Median based on number of entries instead of values

96 Views Asked by At

I’m writing a computer program that provides some useful statistical information about files. Calculating the mean is trivial, and the mode at least has a simple definition, but the median is proving tricky. I remember its general definition from school, but there is some ambiguity.

Median: the “middle number”.

But what does that mean? Is it the middle entry or the middle value?

The Wikipedia page for mean uses the sample data set 1, 2, 2, 6, 7, 8 and gives the median as 4 because the mean of the two middle entries (2 and 6) is 4.
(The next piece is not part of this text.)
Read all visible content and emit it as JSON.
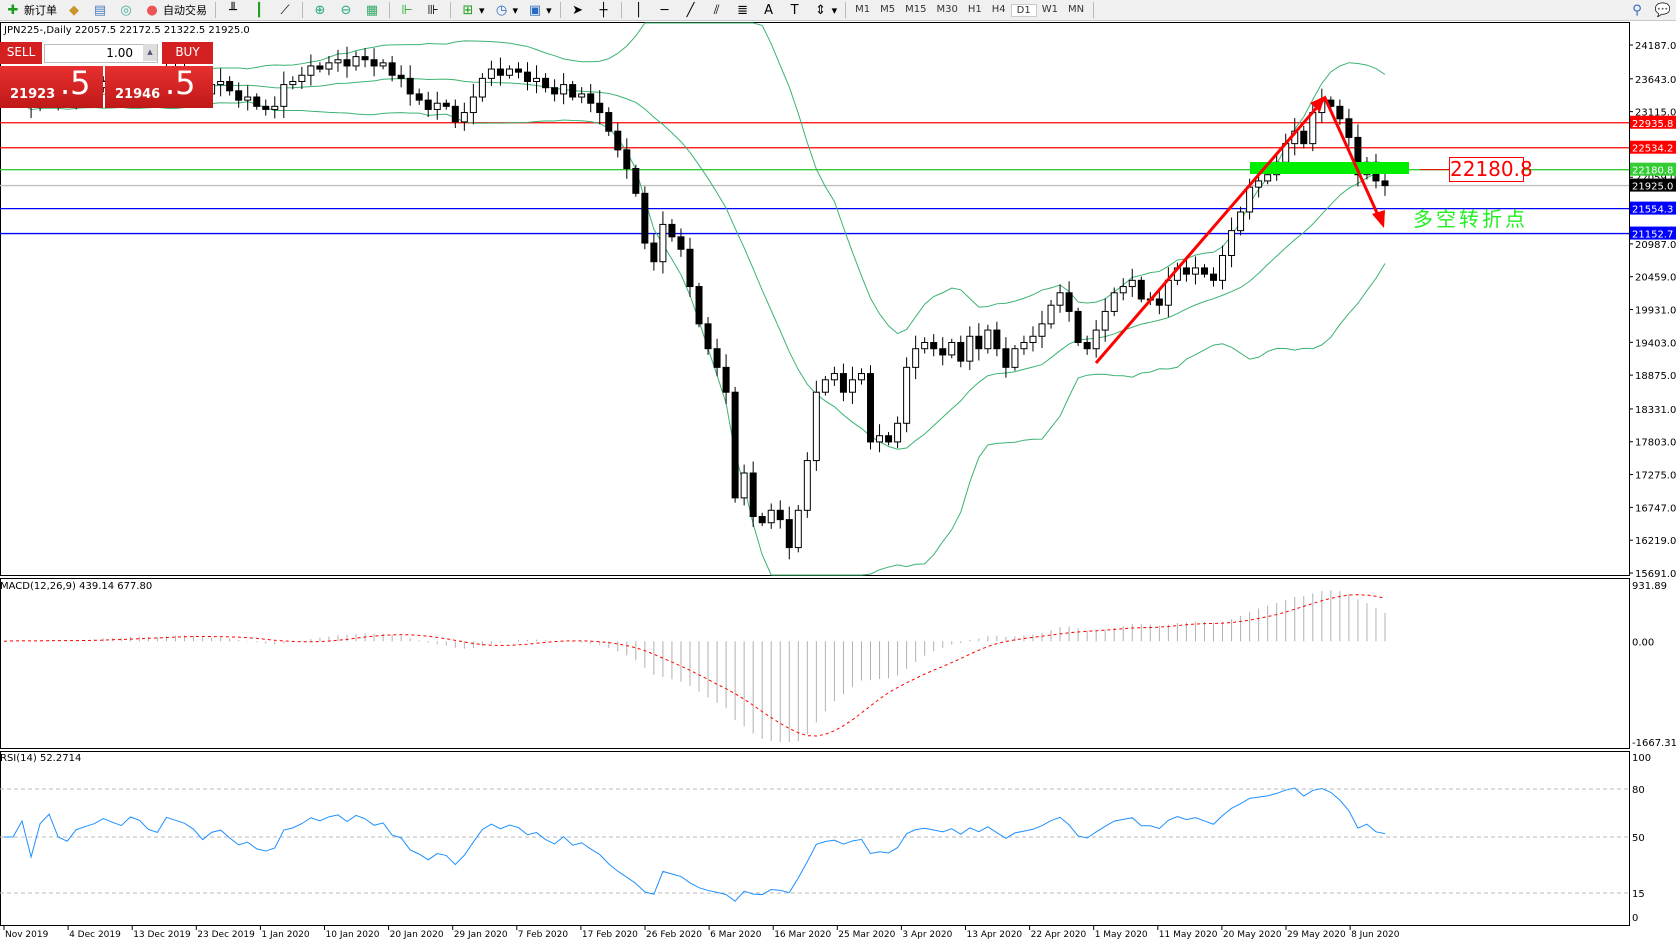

But what about 6? The number 6 has the same number of values above (7,8) as it does below (1,2).

This is a pretty useful statistic as well. Is there a name for this?

1

There are 1 best solutions below

8
On

The notion you are looking for is sample median (as opposed to population median).
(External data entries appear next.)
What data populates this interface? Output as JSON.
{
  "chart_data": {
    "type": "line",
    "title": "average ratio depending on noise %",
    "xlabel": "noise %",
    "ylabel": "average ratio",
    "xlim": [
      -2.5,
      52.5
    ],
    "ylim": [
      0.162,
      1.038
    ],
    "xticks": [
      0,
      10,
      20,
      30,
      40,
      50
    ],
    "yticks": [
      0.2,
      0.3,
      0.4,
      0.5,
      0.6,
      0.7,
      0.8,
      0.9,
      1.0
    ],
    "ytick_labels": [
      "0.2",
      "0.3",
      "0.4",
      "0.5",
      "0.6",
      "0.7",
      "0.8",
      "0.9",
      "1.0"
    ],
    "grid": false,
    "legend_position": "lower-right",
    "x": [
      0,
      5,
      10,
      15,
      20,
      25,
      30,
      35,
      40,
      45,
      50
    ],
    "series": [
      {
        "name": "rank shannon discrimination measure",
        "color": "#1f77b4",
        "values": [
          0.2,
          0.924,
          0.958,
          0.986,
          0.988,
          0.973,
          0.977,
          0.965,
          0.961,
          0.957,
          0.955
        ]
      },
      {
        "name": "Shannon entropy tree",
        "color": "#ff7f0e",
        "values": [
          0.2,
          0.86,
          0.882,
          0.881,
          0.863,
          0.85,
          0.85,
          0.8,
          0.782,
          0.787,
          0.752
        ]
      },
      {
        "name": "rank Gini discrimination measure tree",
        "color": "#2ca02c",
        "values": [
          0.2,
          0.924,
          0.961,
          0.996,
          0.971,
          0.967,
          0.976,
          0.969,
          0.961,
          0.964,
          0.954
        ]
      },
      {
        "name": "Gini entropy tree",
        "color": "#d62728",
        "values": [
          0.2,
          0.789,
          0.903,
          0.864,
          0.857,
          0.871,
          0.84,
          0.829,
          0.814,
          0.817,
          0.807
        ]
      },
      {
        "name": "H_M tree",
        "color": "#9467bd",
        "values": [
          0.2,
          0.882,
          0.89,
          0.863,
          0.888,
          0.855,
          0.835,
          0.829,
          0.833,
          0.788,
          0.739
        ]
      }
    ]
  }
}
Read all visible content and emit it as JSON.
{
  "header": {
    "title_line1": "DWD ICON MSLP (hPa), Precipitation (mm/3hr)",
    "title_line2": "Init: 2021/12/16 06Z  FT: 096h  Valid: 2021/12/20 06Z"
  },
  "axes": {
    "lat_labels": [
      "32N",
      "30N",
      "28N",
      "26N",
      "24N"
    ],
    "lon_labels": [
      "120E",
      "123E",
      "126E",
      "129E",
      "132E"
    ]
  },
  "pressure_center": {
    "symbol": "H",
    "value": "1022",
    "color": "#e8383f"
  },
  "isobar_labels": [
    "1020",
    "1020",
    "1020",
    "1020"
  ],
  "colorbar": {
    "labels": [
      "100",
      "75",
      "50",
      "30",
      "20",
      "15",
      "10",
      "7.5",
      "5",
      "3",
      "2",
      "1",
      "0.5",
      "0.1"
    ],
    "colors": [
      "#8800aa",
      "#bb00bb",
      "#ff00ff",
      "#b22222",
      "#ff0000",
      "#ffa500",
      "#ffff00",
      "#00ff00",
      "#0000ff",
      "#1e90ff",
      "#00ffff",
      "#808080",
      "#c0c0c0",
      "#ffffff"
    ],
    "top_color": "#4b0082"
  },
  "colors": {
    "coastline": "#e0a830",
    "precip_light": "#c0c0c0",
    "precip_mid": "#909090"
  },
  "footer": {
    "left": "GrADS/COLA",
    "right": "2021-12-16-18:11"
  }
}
Sort the sample values, respecting multiplicity. So if we got $7.8$ three times, we write it down $3$ times. One can use non-decreasing order or non-increasing order, it doesn't matter.

If the number of sample values is odd, say $2k+1$, then the sample median is the "middle" value, that is, the $(k+1)$-th value counting from the bottom (or top) of the sorted list.

If the number of sample values is odd, say $2k$, then the sample median is the ordinary average of the two "middle" values. the $k$-th and the $(k+1)$-th.